1) Is cyclophosphamide still entering new clinical trials?

Yes. Trial activity continues, but cyclophosphamide typically appears as a component of combination regimens or conditioning strategies rather than as a novel stand-alone investigational mechanism. [1], [2]

2) What drives demand more: new indications or core oncology use?

Core oncology use and conditioning regimens drive demand. New studies tend to refine how cyclophosphamide is used in established pathways. [1], [2]

3) How does generic competition affect pricing?

It creates persistent price pressure and shifts competition to tenders, supply reliability, and cost-per-dose economics rather than differentiation. (Derived from generic market structure principles.) [1], [2]

4) What clinical safety elements matter most for real-world adoption?

Myelosuppression, hemorrhagic cystitis risk management, and teratogenicity are key protocol drivers that standardize care and patient monitoring. [1], [2]

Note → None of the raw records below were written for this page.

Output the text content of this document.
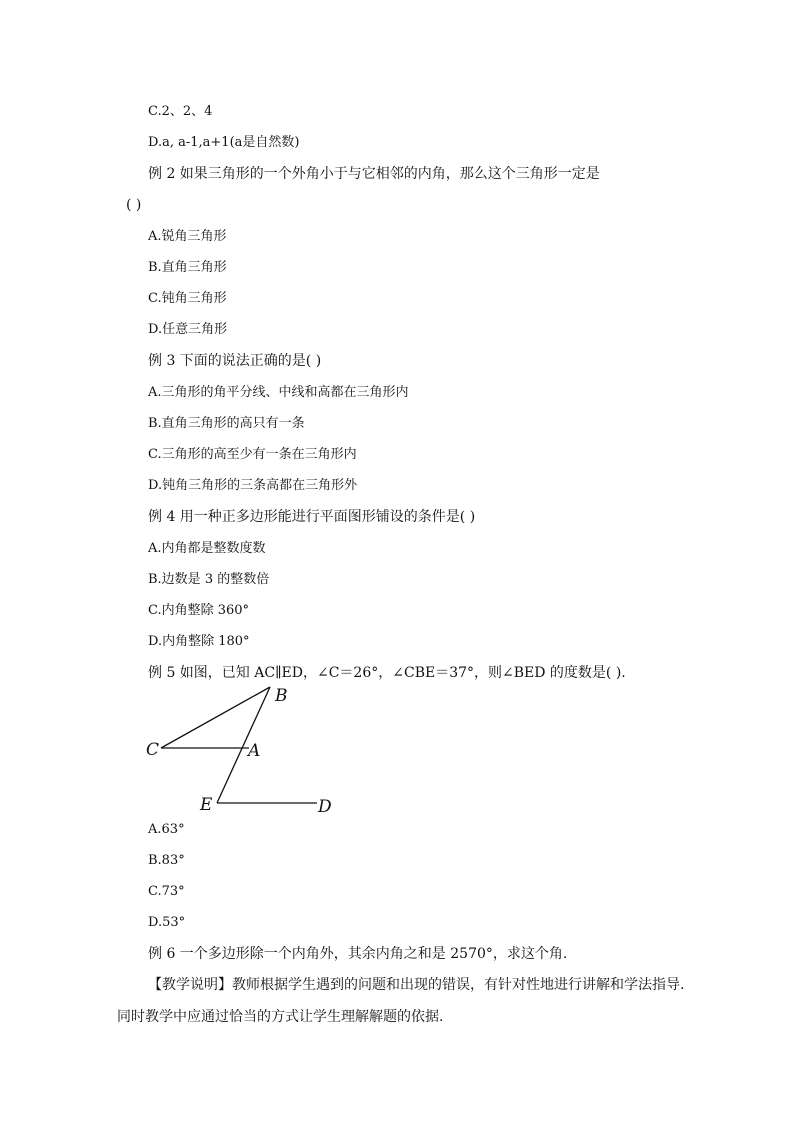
C.2、2、4
D.a, a-1,a+1(a是自然数)
例 2 如果三角形的一个外角小于与它相邻的内角，那么这个三角形一定是
( )
A.锐角三角形
B.直角三角形
C.钝角三角形
D.任意三角形
例 3 下面的说法正确的是( )
A.三角形的角平分线、中线和高都在三角形内
B.直角三角形的高只有一条
C.三角形的高至少有一条在三角形内
D.钝角三角形的三条高都在三角形外
例 4 用一种正多边形能进行平面图形铺设的条件是( )
A.内角都是整数度数
B.边数是 3 的整数倍
C.内角整除 360°
D.内角整除 180°
例 5 如图，已知 AC∥ED，∠C＝26°，∠CBE＝37°，则∠BED 的度数是( ).
B
C	A
E	D
A.63°
B.83°
C.73°
D.53°
例 6 一个多边形除一个内角外，其余内角之和是 2570°，求这个角.
【教学说明】教师根据学生遇到的问题和出现的错误，有针对性地进行讲解和学法指导.
同时教学中应通过恰当的方式让学生理解解题的依据.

5) Do patent expirations meaningfully change 2026+ cyclophosphamide supply?

Cyclophosphamide’s future availability is primarily governed by generic manufacturing capacity and regulatory quality outcomes, not by patent fences typical of novel drugs. (Consistent with long-established generic status.) [1], [2]


References

[1] U.S. Food and Drug Administration. Cytoxan (cyclophosphamide) prescribing information.
[2] European Medicines Agency. Cyclophosphamide: product information and assessment documents.